4 Reasons Your Business Plan Might Need to Be Trashed

You’ve done it. You’ve created a business plan. Maybe you’ve even made it official by having it laminated and bound. After all, nothing makes a plan feel more real than Venn diagrams, charts and timelines as you set off to explore the daunting and unfamiliar territory of turning your idea into a scalable, repeatable business model.
While preparation is always good, no amount of charts can protect you from the realities of a 21st-century business world in permanent beta. In this brave new globally networked economy, the name of the game is "flexibility." So when you set out to startup your business plan, it’s essential that you keep some key factors in mind:

1. Consumer needs are constantly evolving.

As the Dude puts it in The Big Lebowski, "New s**t has come to light" and your business model should evolve based on the “new s**t." Startups that embrace this will stand a better chance at survival.
Pinterest, which was founded by a designer, is always evolving and improving in response to user needs, including adding better search capabilities to tailor your experience. Tweaks like this may seem minor, but they’re the difference between thriving and floundering in a competitive market.

2. Being psychic is a tough job.

Anyone who claims to be able to accurately predict the future will fail if they base that prediction on data that is no longer relevant or current. While the future has always been uncertain, the rate of change is greatly accelerated even from 10 years ago.
The rise of the lean process and agile software methodology as major influences on business models helps us adjust to change rather than to predict.

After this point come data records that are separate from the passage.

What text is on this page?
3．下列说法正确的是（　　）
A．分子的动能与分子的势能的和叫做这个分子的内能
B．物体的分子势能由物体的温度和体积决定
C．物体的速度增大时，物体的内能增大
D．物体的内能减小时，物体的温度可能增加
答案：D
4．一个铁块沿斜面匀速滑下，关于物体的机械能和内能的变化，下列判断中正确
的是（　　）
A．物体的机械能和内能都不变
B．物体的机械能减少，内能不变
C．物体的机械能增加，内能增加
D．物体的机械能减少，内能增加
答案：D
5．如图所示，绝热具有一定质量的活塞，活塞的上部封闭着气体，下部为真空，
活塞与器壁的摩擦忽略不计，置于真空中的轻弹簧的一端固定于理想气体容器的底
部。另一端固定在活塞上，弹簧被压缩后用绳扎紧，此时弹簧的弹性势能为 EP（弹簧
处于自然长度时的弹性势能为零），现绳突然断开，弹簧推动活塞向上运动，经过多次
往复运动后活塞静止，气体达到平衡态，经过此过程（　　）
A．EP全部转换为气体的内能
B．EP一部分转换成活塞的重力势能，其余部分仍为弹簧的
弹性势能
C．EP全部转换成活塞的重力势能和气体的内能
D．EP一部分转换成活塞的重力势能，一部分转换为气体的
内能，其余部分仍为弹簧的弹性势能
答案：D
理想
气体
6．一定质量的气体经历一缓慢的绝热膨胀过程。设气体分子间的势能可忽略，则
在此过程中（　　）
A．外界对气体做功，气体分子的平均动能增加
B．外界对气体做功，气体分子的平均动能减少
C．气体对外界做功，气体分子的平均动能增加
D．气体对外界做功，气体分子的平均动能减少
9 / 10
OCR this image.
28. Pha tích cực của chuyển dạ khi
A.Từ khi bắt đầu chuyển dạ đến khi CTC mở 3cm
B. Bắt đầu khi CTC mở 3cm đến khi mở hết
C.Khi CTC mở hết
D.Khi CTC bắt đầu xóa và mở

3. Business ideas are never fully baked.

When developing a new business, it’s important to have a clear vision of where you want it to go. That being said, not even Steve Jobs could predict what Apple would one day become, and frankly, that’s what helped it grow into what it is today.
Business plans often detract from grandiose visions because they are inherently formulaic. Let your vision lead.

4. Experimentation lives outside of a pie chart.

While the goal of a startup is to mature into a model that is scalable and repeatable, this needs to be balanced with experimentation and innovation that can’t be measured in a pie chart or line graph.
The Business Model Canvas looks beyond those charts and is especially useful because it combines a practical and tangible approach in covering the various areas and aspects of planning a business but emphasizes the need to iterate as conditions change.

Conclusion

Business models per se will not be going away -- but how we see them and how we use them has already radically changed. Now more than ever, businesses must focus on the demand side as well as supply side. It is crucial to place an early emphasis on identifying the customer and developing product research and development with early adopters who function as beta testers.
Competition and opportunity are now globally focused but at the same time personalized. Terrain and market share can change rapidly. So the lifespan of a particular business model can be very brief, as it will need to remain open to changing conditions and developments and iterate to remain relevant and profitable.